Persistence & Privilege
The skill does not set always:true and does not request persistent system privileges. It does allow autonomous model invocation by default (disableModelInvocation not set), which is a documented trade-off: useful for large batch runs but increases the range of autonomous operations. Hard limits (max recursion depth 1, max subcalls/slices/batches) and platform constraints (sub-agents cannot spawn sub-agents) reduce the blast radius. Operators with stricter threat models are advised to set disableModelInvocation: true.
Scan Findings in Context
[instruction_scope_missing_enforcement] expected: The OpenClaw scanner flagged that SKILL.md referenced exec and sessions_spawn but did not show enforcement of safelists. This is a reasonable scanner finding; the repository now includes path validation, input checks, regex timeouts, and redaction. Reviewers should still inspect emission/spawn code (some files were truncated in the provided listing) to confirm enforcement is implemented end-to-end.

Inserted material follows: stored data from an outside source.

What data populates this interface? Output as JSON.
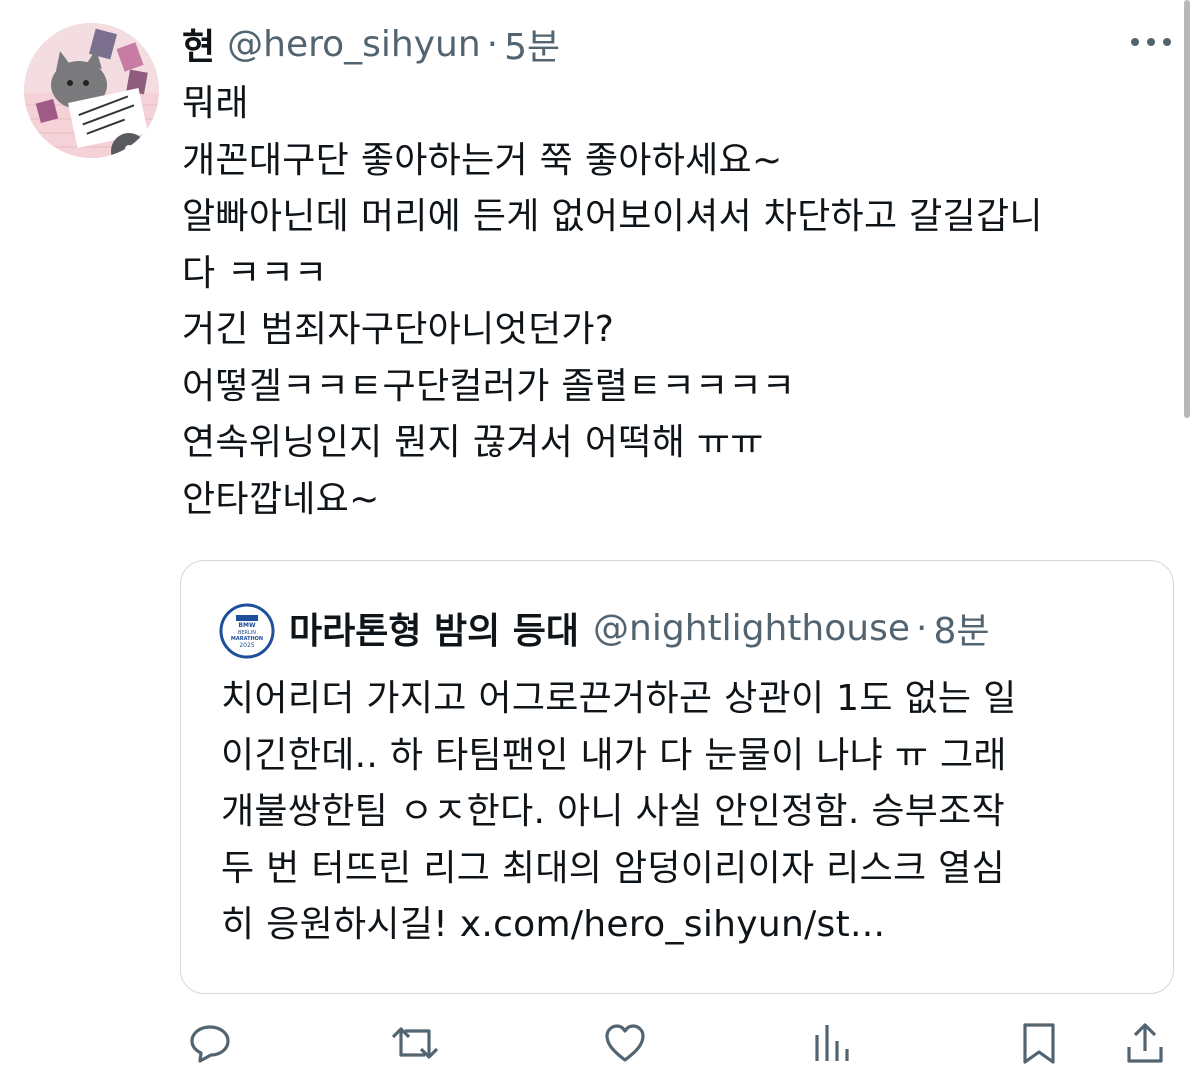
{
  "tweet": {
    "author_name": "현",
    "author_handle": "@hero_sihyun",
    "separator": "·",
    "time": "5분",
    "lines": [
      "뭐래",
      "개꼰대구단 좋아하는거 쭉 좋아하세요~",
      "알빠아닌데 머리에 든게 없어보이셔서 차단하고 갈길갑니",
      "다 ㅋㅋㅋ",
      "거긴 범죄자구단아니엇던가?",
      "어떻겔ㅋㅋㅌ구단컬러가 졸렬ㅌㅋㅋㅋㅋ",
      "연속위닝인지 뭔지 끊겨서 어떡해 ㅠㅠ",
      "안타깝네요~"
    ]
  },
  "quote": {
    "author_name": "마라톤형 밤의 등대",
    "author_handle": "@nightlighthouse",
    "separator": "·",
    "time": "8분",
    "badge_lines": [
      "BMW",
      "BERLIN",
      "MARATHON",
      "2025"
    ],
    "lines": [
      "치어리더 가지고 어그로끈거하곤 상관이 1도 없는 일",
      "이긴한데.. 하 타팀팬인 내가 다 눈물이 나냐 ㅠ 그래",
      "개불쌍한팀 ㅇㅈ한다. 아니 사실 안인정함. 승부조작",
      "두 번 터뜨린 리그 최대의 암덩이리이자 리스크 열심",
      "히 응원하시길! x.com/hero_sihyun/st..."
    ]
  },
  "icons": {
    "more": "more-dots-icon",
    "reply": "reply-icon",
    "retweet": "retweet-icon",
    "like": "heart-icon",
    "views": "views-icon",
    "bookmark": "bookmark-icon",
    "share": "share-icon"
  },
  "colors": {
    "text": "#0f1419",
    "secondary": "#536471",
    "border": "#cfd9de",
    "badge_blue": "#1f4e9a"
  }
}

[autonomous_invocation_privilege] expected: The scanner noted the skill allows autonomous invocation (disableModelInvocation not set). This is an expected design choice for a batch-oriented RLM controller; it is documented as a trade-off. It is not a disqualifying issue by itself, but operators should consider enabling explicit confirmation in high-security environments.
Assessment
This skill appears internally consistent and implements the safeguards it documents (path containment, regex timeouts, secret redaction, hard caps on slices/subcalls). Before installing: 1) Review the few truncated/omitted files (particularly any toolcall emission or spawn code) to confirm tool names are hard-coded and no network calls or dynamic exec of model output are present. 2) If you operate in a high-security environment, set disableModelInvocation: true so the agent cannot autonomously spawn batches without your approval. 3) Run the bundled tests locally to validate behavior in your environment (note: SIGALRM-based regex timeouts are Unix-specific). 4) Confirm cleanup.sh points only at a workspace scratch path you control and adjust CLEAN_ROOT/ignore rules if needed. If you cannot review the omitted files, treat the skill as 'suspicious' until a full code review is completed.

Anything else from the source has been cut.